Depending on the situation, if an ACO participant is exclusive to the ACO (i.e., not permitted to contract with payors through other entities), the safety zone may not be available.
Conduct to Avoid Outside the Safety Zone
An ACO outside the safety zone is not per se illegal, but, as the PSA share for any common service increases, so does the risk of antitrust action. The agencies identify five types of conduct to avoid to reduce the likelihood of antitrust enforcement action:
- sharing competitively sensitive data among the ACO’s participants that could be used to set prices or other terms for services provided outside the ACO;
- preventing or discouraging commercial payors from directing or incentivizing patients to choose certain providers;
- tying sales – explicitly or through pricing policies – of the ACO’s services to a commercial payor’s purchase of other services from providers outside the ACO (and vice versa);
- contracting on an exclusive basis with ACO physicians, hospitals, Ambulatory Surgery Centers (ASCs), or other providers; and
- restricting a commercial payor’s ability to provide cost, quality, efficiency, and performance information to its enrollees to aid in evaluating and selecting providers in the health plan, if the information is similar to measures used in the MSSP.
Voluntary Expedited Review for “Newly Formed” ACOs
There is no mandatory antitrust review provision.
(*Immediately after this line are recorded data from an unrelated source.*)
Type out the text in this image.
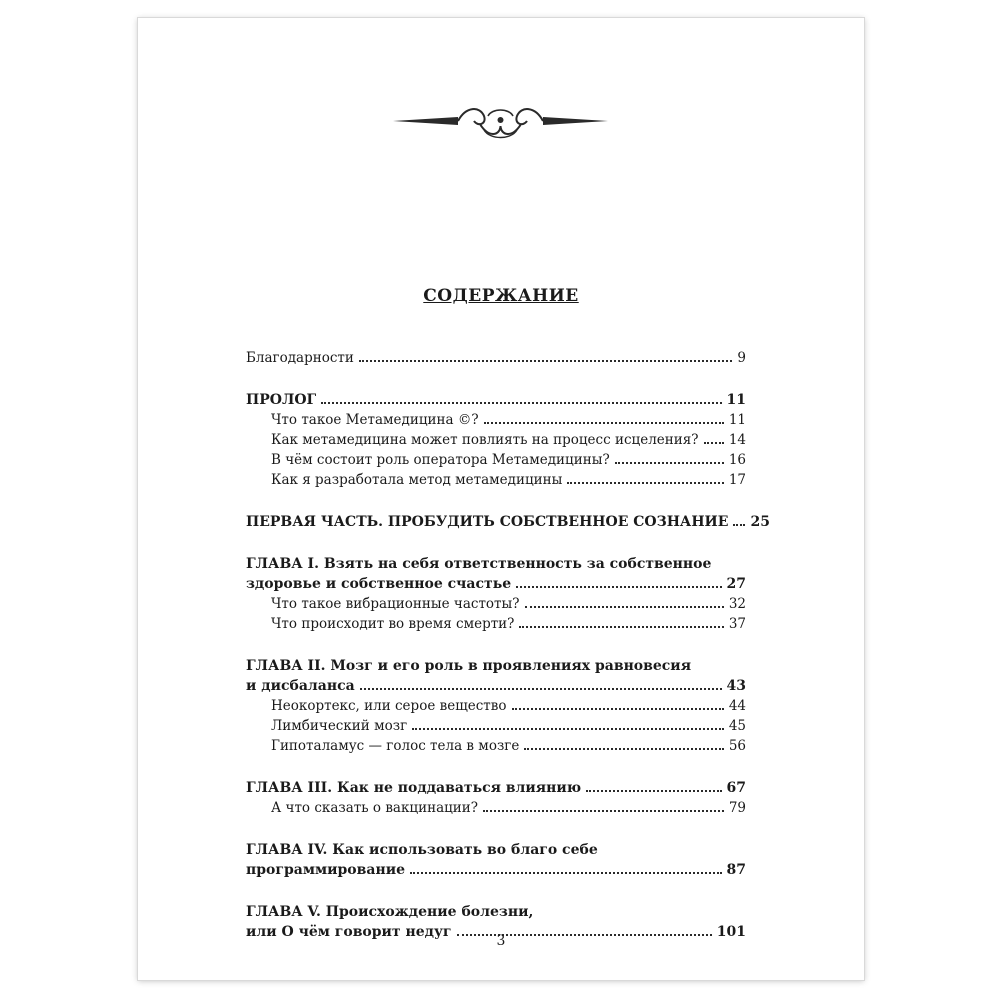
СОДЕРЖАНИЕ
Благодарности	9
ПРОЛОГ	11
Что такое Метамедицина ©?	11
Как метамедицина может повлиять на процесс исцеления? 14
В чём состоит роль оператора Метамедицины?	16
Как я разработала метод метамедицины	17
ПЕРВАЯ ЧАСТЬ. ПРОБУДИТЬ СОБСТВЕННОЕ СОЗНАНИЕ 25
ГЛАВА I. Взять на себя ответственность за собственное
здоровье и собственное счастье	27
Что такое вибрационные частоты?	32
Что происходит во время смерти?	37
ГЛАВА II. Мозг и его роль в проявлениях равновесия
и дисбаланса	43
Неокортекс, или серое вещество	44
Лимбический мозг	45
Гипоталамус — голос тела в мозге	56
ГЛАВА III. Как не поддаваться влиянию	67
А что сказать о вакцинации?	79
ГЛАВА IV. Как использовать во благо себе
программирование	87
ГЛАВА V. Происхождение болезни,
или О чём говорит недуг	101
3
However, the final statement establishes that newly formed ACOs—those that, as of March 23, 2010, had not yet signed or jointly negotiated any contracts with commercial payors and have not yet participated in the MSSP—can request a 90-day antitrust review by the agencies.
After the review, the agencies will advise the ACO of whether its formation or operation raises competitive concerns and if so may condition approval on a written agreement with the agencies specifying steps to remedy those concerns. Both the request for review and the agencies’ response will be made public.
Even though there is no mandatory antitrust review, the agencies and CMS made clear that they will actively monitor ACOs through data provided by CMS, and may investigate and take enforcement action against an ACO at any time, even after a review has been obtained.
Limitations of the Final Statement
Despite this statement, traditional antitrust analysis of provider networks remains relevant for developing ACOs. The final statement clarifies antitrust treatment of ACOs and creates some flexibility; however, it affords the most favorable treatment only to Participating ACOs. Antitrust actions are still a viable threat for any ACO contracting with commercial payors because:
- Changes in an ACO’s network composition can remove it from the safety zone, increasing the likelihood of antitrust action.
- The statement only applies to ACOs that currently participate in the MSSP with a valid MSSP agreement with CMS.
- ACO agreements are subject to termination for a variety of reasons, not all of which are under an entity’s direct control.
Under these circumstances, an ACO may need to rely upon some basis other than the statement to avoid antitrust actions. This will be especially challenging for “loosely affiliated” or “virtual” provider networks that are not single-entity ACOs.